Comecei então a desfiar o mundo.
Folha - O sr. fala muito da dificuldade de escrever ensaios. Como foi
o desafio de produzir ficção?
Arrigucci - Foi muito mais fácil e
libertário do que imaginava. Senti
um prazer que não sentia no ensaio. O meu ensaio, embora narrativo, depende de um movimento de identificação com o objeto.
Tenho de descrever o objeto para
tirar a regra dele. Isso custa. Você
precisa dominar o assunto de todo lado para dizer algo. Na ficção
não. É uma liberdade tremenda:
se escrevo para cá, vai para cá, se
escrevo para lá, vai para lá.
Folha - O sr. abre o livro com uma
citação de Dante e batiza de Ugolino, personagem imortalizado na
"Divina Comédia", o protagonista
de seu trabalho. O sr. enxerga algo
de dantesco em seu livro?
Arrigucci - Há muito Dante disseminado aí. É um personagem
que tem antecedentes trágicos na
origem, mas que aqui é tratado no
mundo da astúcia dos homens.
Quis explorar as possibilidades
poético-simbólicas, lírico-épicas
dessa historinha. A caçada é uma
coisa épica por excelência, é o fundamento da narrativa. Hitchcock
dizia que os filmes poderiam ser
sempre reduzidos a uma caçada.
Até Hamlet. Agora uma caçada
em que o objeto some é diferente.
Tem uma idéia aí de passar do fogo para o ar, uma transformação,
e isso me exprimia de uma forma.
Folha - Vários autores que o sr.
analisou tinham uma relação forte
com o humor, como Cortázar e Bandeira. Seu trabalho também flerta
com o cômico. Qual a importância
do riso para a literatura?
Arrigucci - Usei um tratamento
meio farsesco, sobretudo por que
é uma caçada que não vai dar certo. É uma história meio bocacciana. Nesse sentido, o humor é muito revelador. Dá o lugar do humano. O personagem não é mito.

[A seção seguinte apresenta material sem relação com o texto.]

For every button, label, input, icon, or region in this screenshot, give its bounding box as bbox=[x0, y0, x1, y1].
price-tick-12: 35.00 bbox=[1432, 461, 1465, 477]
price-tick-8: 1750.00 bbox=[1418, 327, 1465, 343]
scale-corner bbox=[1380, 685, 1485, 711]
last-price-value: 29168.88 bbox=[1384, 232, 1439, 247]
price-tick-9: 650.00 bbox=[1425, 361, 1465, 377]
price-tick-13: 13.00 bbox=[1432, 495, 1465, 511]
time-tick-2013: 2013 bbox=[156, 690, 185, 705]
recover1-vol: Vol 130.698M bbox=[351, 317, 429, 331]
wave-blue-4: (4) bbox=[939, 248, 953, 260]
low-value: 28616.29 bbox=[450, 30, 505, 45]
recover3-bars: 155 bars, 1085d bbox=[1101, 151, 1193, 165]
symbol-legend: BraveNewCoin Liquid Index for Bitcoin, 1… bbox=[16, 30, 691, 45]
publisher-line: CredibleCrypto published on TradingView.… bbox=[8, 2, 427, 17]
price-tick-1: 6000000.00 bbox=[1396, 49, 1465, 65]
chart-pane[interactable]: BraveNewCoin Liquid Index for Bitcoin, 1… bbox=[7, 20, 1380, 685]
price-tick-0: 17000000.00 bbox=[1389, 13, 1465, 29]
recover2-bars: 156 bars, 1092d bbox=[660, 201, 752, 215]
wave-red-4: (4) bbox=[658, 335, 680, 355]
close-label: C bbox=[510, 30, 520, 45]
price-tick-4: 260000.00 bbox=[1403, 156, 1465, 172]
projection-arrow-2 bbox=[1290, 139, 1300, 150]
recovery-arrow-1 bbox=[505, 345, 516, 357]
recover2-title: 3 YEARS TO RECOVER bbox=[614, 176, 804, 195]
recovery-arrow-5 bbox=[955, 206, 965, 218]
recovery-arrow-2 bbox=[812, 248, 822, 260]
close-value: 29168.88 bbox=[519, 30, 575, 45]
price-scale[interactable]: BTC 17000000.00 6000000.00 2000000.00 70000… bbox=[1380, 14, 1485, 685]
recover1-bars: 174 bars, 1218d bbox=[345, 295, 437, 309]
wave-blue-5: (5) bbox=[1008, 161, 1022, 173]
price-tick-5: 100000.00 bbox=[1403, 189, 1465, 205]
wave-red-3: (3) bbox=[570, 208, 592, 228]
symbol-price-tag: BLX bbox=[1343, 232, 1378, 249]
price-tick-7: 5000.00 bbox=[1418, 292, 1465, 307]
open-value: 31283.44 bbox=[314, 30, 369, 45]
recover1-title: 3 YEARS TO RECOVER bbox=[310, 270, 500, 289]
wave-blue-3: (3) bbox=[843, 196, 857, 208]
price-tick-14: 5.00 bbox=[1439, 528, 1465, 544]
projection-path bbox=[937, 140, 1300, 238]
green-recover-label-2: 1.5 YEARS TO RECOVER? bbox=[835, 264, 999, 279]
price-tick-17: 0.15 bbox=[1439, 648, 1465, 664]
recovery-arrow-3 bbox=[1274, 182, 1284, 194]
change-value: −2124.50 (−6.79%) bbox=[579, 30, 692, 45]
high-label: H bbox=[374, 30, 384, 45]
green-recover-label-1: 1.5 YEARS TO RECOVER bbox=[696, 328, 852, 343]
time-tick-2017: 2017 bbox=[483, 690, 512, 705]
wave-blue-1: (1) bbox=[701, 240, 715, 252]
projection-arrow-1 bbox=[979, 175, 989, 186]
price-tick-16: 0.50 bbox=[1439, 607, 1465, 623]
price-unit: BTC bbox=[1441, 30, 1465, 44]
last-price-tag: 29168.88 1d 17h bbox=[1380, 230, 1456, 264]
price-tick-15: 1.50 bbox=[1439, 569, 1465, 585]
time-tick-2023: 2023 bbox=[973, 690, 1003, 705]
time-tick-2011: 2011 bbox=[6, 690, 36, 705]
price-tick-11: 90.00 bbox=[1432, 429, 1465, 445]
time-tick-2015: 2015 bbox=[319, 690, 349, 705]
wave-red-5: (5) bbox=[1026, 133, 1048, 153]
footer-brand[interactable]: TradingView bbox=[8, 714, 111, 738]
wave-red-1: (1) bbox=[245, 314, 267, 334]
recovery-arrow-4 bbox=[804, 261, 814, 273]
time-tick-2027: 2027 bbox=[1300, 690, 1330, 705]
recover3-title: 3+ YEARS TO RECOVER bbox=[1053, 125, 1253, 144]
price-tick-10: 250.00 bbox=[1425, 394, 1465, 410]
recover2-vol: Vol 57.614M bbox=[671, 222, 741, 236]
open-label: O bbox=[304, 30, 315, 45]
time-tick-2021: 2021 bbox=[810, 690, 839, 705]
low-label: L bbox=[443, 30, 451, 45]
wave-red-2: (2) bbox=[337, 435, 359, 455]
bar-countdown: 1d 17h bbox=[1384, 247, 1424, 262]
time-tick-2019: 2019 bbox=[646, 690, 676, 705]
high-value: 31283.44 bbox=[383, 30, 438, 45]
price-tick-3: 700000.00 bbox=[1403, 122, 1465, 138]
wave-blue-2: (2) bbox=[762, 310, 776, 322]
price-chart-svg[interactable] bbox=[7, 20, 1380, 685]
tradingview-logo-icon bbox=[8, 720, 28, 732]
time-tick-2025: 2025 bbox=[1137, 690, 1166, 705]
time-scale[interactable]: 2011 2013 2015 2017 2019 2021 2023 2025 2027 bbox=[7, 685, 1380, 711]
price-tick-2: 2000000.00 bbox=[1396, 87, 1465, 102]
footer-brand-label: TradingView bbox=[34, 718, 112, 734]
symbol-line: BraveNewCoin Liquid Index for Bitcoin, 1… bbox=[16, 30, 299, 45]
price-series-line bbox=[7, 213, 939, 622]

Não é o trágico nem o sublime.
Tem de ficar no lugar do homem.
Folha - Existem muitos críticos
que levam a ficção em paralelo. No
Brasil temos Silviano Santiago ou
Modesto Carone. Fora, há Umberto
Eco, Claudio Magris, Philippe Sollers. No seu caso, depois de um
longo caminho como crítico é que
veio a ficção. Qual a sensação de
pular para o lado de lá?
Arrigucci - No começo, quando
pensei em escrever não sabia como. Agora sei um pouco, de tanto
desmontar quebra-cabeças dos
outros. Não sei agora no que isso
vai dar. Estou tendo prazer nisso,
então vou arriscar na ficção.
Folha - A partir dessa experiência
na ficção o sr. mudará como crítico?
Arrigucci - Não creio. As exigências que tinha eu tento fazer. Pode
ser que não tenha a capacidade de
fazer, mas os outros é que dirão.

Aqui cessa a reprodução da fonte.